Silymarin, a plant-derived flavonoid from the plant Silybum marianum, is considered the most potential drug to treat almost all kind of liver diseases, particularly alcoholic liver disease, acute and chronic viral hepatitis and toxins-mediated liver dysfunctions. The main component of the silymarin complex is silybin, synonymous with silibinin, sometimes incorrectly called silybinin, which is a mixture of two diastereomers A and B in approximately 1:1 proportion. The drug possess hepatoprotective and antioxidant activity. The hepatoprotective effect is due to stimulation of synthesis of structural and functional proteins and phospholipids, as well as acceleration of the regeneration of hepatocytes. Antioxidant effect is determined by interaction of bioflavones with free radicals in the liver and its detoxication. In such manner the process of peroxidation of the lipids is interrupted and further liver destruction is prevented. Side effect is a mild laxative effect has occasionally been observed.

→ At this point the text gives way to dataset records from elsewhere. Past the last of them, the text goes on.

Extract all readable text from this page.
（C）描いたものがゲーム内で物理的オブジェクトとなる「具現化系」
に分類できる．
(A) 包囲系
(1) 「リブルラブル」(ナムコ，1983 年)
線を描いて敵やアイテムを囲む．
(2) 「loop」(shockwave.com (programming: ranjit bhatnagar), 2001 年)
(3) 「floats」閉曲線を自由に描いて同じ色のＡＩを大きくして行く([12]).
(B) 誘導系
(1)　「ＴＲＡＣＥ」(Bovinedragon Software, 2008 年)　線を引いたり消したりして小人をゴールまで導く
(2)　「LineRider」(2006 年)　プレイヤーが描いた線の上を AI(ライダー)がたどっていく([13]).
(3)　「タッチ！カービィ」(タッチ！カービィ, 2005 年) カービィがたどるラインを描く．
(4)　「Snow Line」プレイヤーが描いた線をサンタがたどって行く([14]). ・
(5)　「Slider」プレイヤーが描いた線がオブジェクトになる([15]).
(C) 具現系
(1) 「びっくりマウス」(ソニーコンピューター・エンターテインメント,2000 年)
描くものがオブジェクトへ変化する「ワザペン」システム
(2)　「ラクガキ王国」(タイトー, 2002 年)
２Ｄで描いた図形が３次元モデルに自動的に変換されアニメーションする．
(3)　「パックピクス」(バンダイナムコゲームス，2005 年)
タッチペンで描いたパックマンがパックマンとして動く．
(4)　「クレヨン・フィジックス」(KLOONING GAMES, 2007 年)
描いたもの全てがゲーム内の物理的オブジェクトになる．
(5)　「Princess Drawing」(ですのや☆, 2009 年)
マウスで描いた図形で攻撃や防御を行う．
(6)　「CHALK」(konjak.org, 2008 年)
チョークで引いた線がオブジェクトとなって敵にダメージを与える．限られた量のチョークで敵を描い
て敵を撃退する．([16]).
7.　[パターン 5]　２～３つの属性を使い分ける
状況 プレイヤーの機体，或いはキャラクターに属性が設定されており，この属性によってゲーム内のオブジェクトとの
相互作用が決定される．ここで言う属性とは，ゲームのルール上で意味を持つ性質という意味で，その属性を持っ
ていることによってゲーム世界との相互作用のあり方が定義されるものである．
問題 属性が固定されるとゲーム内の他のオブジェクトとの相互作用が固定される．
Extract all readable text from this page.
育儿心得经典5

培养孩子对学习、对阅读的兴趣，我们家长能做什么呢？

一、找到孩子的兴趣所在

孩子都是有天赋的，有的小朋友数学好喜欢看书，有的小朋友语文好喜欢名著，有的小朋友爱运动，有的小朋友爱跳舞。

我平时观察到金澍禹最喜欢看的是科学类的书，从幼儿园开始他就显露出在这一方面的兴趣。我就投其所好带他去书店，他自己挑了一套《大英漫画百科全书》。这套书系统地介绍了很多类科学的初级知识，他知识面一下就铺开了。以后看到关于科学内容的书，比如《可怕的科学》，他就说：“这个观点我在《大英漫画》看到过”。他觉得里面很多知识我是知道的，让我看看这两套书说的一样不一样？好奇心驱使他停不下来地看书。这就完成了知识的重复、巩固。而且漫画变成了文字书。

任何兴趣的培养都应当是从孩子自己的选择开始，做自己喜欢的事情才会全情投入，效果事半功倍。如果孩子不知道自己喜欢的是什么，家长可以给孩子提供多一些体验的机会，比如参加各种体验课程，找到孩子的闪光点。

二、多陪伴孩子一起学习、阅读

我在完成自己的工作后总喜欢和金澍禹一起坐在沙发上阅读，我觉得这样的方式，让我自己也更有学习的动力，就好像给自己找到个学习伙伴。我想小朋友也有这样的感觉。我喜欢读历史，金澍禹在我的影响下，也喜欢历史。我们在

Sennoside B is a member of the class of sennosides that used as the laxative. Sennosides are used all over the world as a treatment for constipation. Sennosides are hydroxyanthracene glycosides derived from Senna leaves. The phytoconstituents principally responsible for its characteristic action are two anthraquinone glycosides namely; Sennoside A and Sennoside B. Sennoside A and B together are responsible for up to 40 – 60% activity of crude senna. They have identical molecular weights and formulae and are in fact diastereomers with the same substituent (H) located in opposite directions. Sennoside B has reported that it has inhibitory effects on PDGF receptor signaling and cell proliferation induced by PDGF-BB in human osteosarcoma cells.

Huperzine A is a plant alkaloid derived from Club moss plant, Huperzine serrata, which is a member or the Lycopodium species. Huperzine-A is in phase III clinical trial in the USA (Alzheimer disease) and is available as a dietary supplement. It selectively and reversibly inhibits acetylcholinesterase. Huperzine A is also a NMDA receptor antagonist, which protects the brain against glutamate induced damage, and it increases nerve growth factor levels. Huperzine A is used for Alzheimer's disease, memory and learning enhancement, and age-related memory impairment. It is also used for treating a muscle disease called myasthenia gravis, for increasing alertness and energy, and for protecting against agents that damage the nerves such as nerve gases. It can cause some side effects including nausea, diarrhea, vomiting, sweating, blurred vision, slurred speech, restlessness, loss of appetite, contraction and twitching of muscle fibers, cramping, increased saliva and urine, inability to control urination, high blood pressure, and slowed heart rate. Various medications used for glaucoma, Alzheimer's disease, and other conditions (Cholinergic drugs) interacts with Huperzine A.